Am 14. Februar 2026 erhielt die Freie Universität Berlin eine bedeutende Unterstützung des Deutschen Akademischen Austauschdienstes (DAAD), die die Universität im Jahr 2024 mit rund 11,4 Millionen Euro förderte. Diese Summe sichert der Universität nicht nur ihre Stellung im deutschen Hochschulsystem, sondern verdeutlicht auch ihre kontinuierlichen Bemühungen, internationale Verbindungen zu stärken und die Mobilität ihrer Studierenden zu fördern. Laut fu-berlin.de belegt die Freie Universität in der bundesweiten Förderstatistik einen Spitzenplatz hinter renommierten Technischen Universitäten in München, Dresden und Berlin.
Die eingeworbenen Fördermittel konnten im Vergleich zum Vorjahr um knapp zehn Prozent gesteigert werden. Ein wesentlicher Grund für diese positive Entwicklung ist der Anstieg der Erasmus+-Mittel, die sich seit 2021 nahezu verdoppelt haben. Mit diesen Mitteln positioniert sich die Freie Universität Berlin bundesweit auf dem dritten Platz in der Kategorie der eingeworbenen Erasmus+-Mittel.
Details der Fördermittelverwendung
Von den insgesamt 11,4 Millionen Euro entfielen etwa 4,3 Millionen Euro auf individuell eingeworbene Stipendien beim DAAD. Die restlichen 7,1 Millionen Euro wurden aus verschiedenen DAAD-Programmen eingeworben, wobei 4,8 Millionen Euro von den Erasmus+-Programmen der EU stammen. Diese Fördermittel werden für eine Vielzahl von Zwecken verwendet, darunter Studien-, Forschungs- und Lehraufenthalte, internationale Praktika sowie Weiterbildungsangebote für Beschäftigte.
Ein Blick auf die Entwicklung der Erasmus+-Förderungen zeigt, dass die Freie Universität Berlin in den letzten Jahren kontinuierlich Fortschritte gemacht hat. Ihre Rangfolge ist von Platz 11 im Jahr 2021 über Platz 9 im Jahr 2022 und Platz 6 im Jahr 2023 auf nunmehr Platz 3 im Jahr 2024 angestiegen.

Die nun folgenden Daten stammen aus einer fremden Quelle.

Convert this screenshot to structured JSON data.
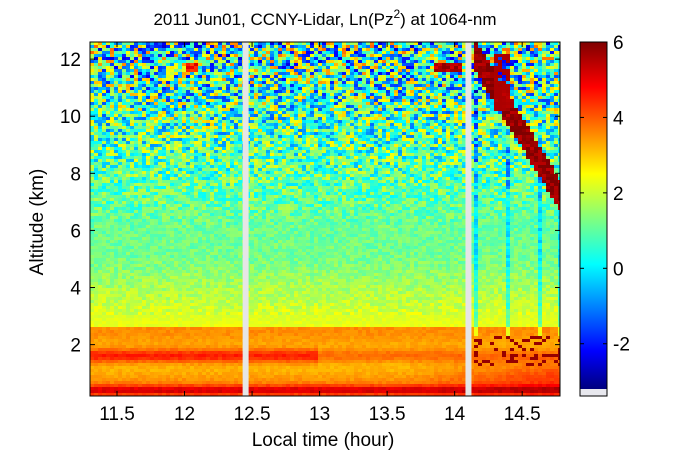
{
  "chart_data": {
    "type": "heatmap",
    "title": {
      "prefix": "2011 Jun01, CCNY-Lidar, Ln(Pz",
      "superscript": "2",
      "suffix": ") at 1064-nm"
    },
    "xlabel": "Local time (hour)",
    "ylabel": "Altitude (km)",
    "xlim": [
      11.3,
      14.78
    ],
    "ylim": [
      0.2,
      12.6
    ],
    "xticks": [
      {
        "value": 11.5,
        "label": "11.5"
      },
      {
        "value": 12,
        "label": "12"
      },
      {
        "value": 12.5,
        "label": "12.5"
      },
      {
        "value": 13,
        "label": "13"
      },
      {
        "value": 13.5,
        "label": "13.5"
      },
      {
        "value": 14,
        "label": "14"
      },
      {
        "value": 14.5,
        "label": "14.5"
      }
    ],
    "yticks": [
      {
        "value": 2,
        "label": "2"
      },
      {
        "value": 4,
        "label": "4"
      },
      {
        "value": 6,
        "label": "6"
      },
      {
        "value": 8,
        "label": "8"
      },
      {
        "value": 10,
        "label": "10"
      },
      {
        "value": 12,
        "label": "12"
      }
    ],
    "colorbar": {
      "colormap": "jet",
      "range": [
        -3.2,
        6
      ],
      "ticks": [
        {
          "value": -2,
          "label": "-2"
        },
        {
          "value": 0,
          "label": "0"
        },
        {
          "value": 2,
          "label": "2"
        },
        {
          "value": 4,
          "label": "4"
        },
        {
          "value": 6,
          "label": "6"
        }
      ]
    },
    "data_gaps": [
      {
        "start": 12.43,
        "end": 12.47
      },
      {
        "start": 14.08,
        "end": 14.12
      }
    ],
    "features": [
      {
        "name": "surface-aerosol-layer",
        "time_range": [
          11.3,
          14.78
        ],
        "altitude_range": [
          0.3,
          2.4
        ],
        "value_range": [
          3,
          5.5
        ]
      },
      {
        "name": "cirrus-cloud",
        "time_range": [
          14.15,
          14.78
        ],
        "altitude_range": [
          7.0,
          12.2
        ],
        "value_range": [
          5,
          6
        ]
      },
      {
        "name": "low-cloud-pbl-top",
        "time_range": [
          14.18,
          14.78
        ],
        "altitude_range": [
          1.3,
          2.3
        ],
        "value_range": [
          5,
          6
        ]
      },
      {
        "name": "upper-cloud-patch",
        "time_range": [
          13.85,
          14.05
        ],
        "altitude_range": [
          11.6,
          11.9
        ],
        "value_range": [
          4.5,
          6
        ]
      }
    ],
    "grid": false,
    "legend": "colorbar-right"
  }
}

Beliebte Zielregionen für internationale Aufenthalte
Die beliebtesten Zielregionen für die Aufenthalte der Studierenden der Freien Universität sind laut den neuesten Statistiken West-, Mittel- und Südeuropa mit 24 Prozent, gefolgt von Asien und dem Pazifik mit 21,8 Prozent sowie dem Nahen Osten und Nordafrika mit 14,3 Prozent. Diese Diversität bei den Zielregionen zeigt das globale Engagement der Universität und deren Bestreben, ihren Studierenden ein umfassendes internationales Erlebnis zu bieten.
Die Freie Universität Berlin ist seit ihrer Gründung im Jahr 1948 international ausgerichtet und wird heute als eine der führenden Forschungsuniversitäten in Europa angesehen. Mit über 100 internationalen Partnerschaften und Verbindungsbüros in Städten wie São Paulo, Tbilissi, Neu-Delhi und Kairo schafft sie ein Umfeld, das Vielfalt und eine breite akademische Perspektive fördert. Ein Umfeld, das ihren Hochschulangehörigen nicht nur akademische, sondern auch kulturelle Erfahrungen eröffnet.